In Ontario, where half of the country’s nearly two million retail sector workers are employed, women workers earn 74 cents compared to every dollar earned by their male counterparts, says the report entitled The Gender Wage Gap in Ontario’s Retail Sector: Devaluing Women’s Work and Women Workers.
“This is not about a few bad apples: there is a widespread devaluing of women workers across the sector,” Kendra Coulter, Associate Professor at Brock University’s Centre for Labour Studies and lead author said in a release.
According to the report, which was helped along by a grant from the Ontario Pay Equity Commission, 65 per cent of retail workers making $12 or less an hour are women. Male cashiers 55 or older earn 32 per cent more than their female counterparts and 59 per cent of male salespeople are employed full-time compared with just 38 per cent of female salespeople.
Male managers in retail, food and accommodation earned $30.79 versus $25.06 earned by women and amongst salespeople and clerks, men were paid an average of $15.51 an hour compared to women at $13.10 and cashiers.
Sarah Kaplan, professor of strategic management at the University of Toronto’s Rotman School of Business, says the findings are troubling.
“Retail is of course incredibly important, being nearly 16 per cent of the economy in Canada,” says Kaplan. “I think what we’re seeing in the retail sector is a mirror of what we’re seeing more broadly in the economy.”
A report entitled Making Women Count released by Oxfam Canada and the Canadian Centre for Policy Alternatives in March, found the gap has widened since the global recession, with women earning on average 74.4 per cent of what men earned in 2009, 73.6 per cent in 2010 and 72 per cent in 2011 where it has more or less remained.
But choosing to look at retail specifically, a sector with low rates of unionization, can hammer out some of the specific dynamics influencing the wage gap.
The first, says Kaplan, is the study’s finding that men are more likely to be hired for full-time jobs in the sector.
“I don’t think anyone in any way is trying to do something discriminatory but we have these implicit biases and it leads managers to slot more men into full-time jobs,” notes Kaplan.
Another dynamic she points to is women are put in the lower paying jobs within the store, for instance given the role as a cashier rather than in a specialized section of a department store like the sports area or the auto shop.

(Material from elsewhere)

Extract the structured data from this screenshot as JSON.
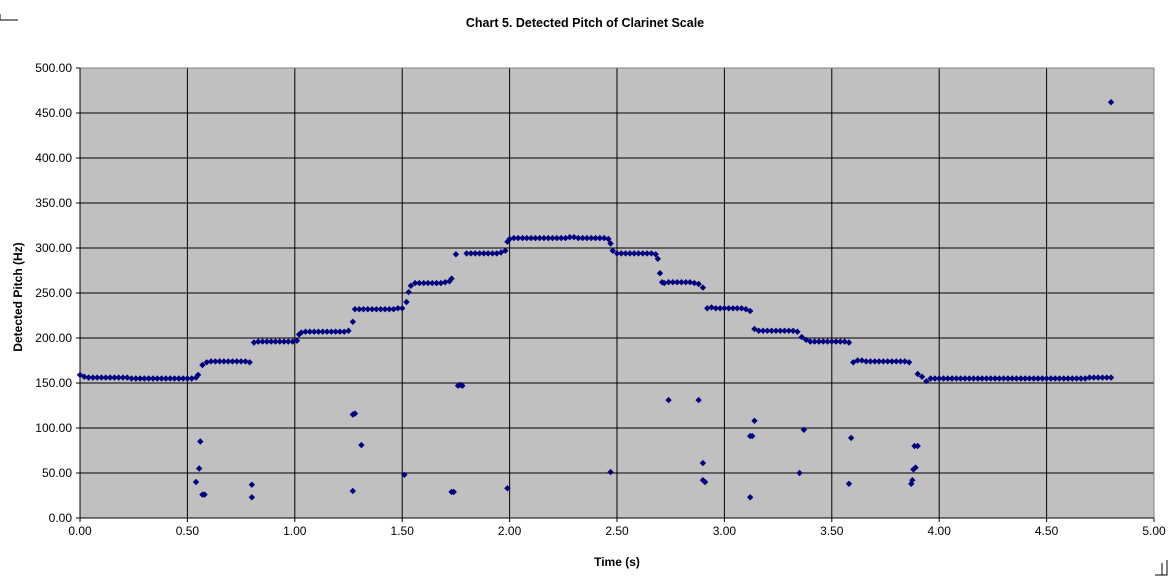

“I think a third dynamic has to do with promotion opportunities in general, it seems men are given more opportunities to get promoted or are more likely to ask for promotions,” she says. “There’s a lot of rhetoric surrounding ‘well, women should ask more’ but unfortunately in our society when women do ask and do negotiate, their requests and negotiations are viewed much more negatively.”
While she admits educating employees about those unconscious or implicit biases through training is a step in the right direction, Kaplan champions overhauling the internal structure and incentives in the organization to ensure women candidates have been actively and thoroughly considered for roles.
“Part of the wage gap has to do with the fact that women don’t get into these leadership roles so they don’t get the higher wages that come with that,” she says.
Big data can also be useful, says the management expert, pointing to Facebook and Microsoft, which have recently announced they had “closed the wage gap.”
“This is a perfect use of big data inside an organization – do a study and examine what are the wage disparities and if there are any within the organization, then you simply go about equalizing them,” she says. “Don’t tolerate wage differentials.”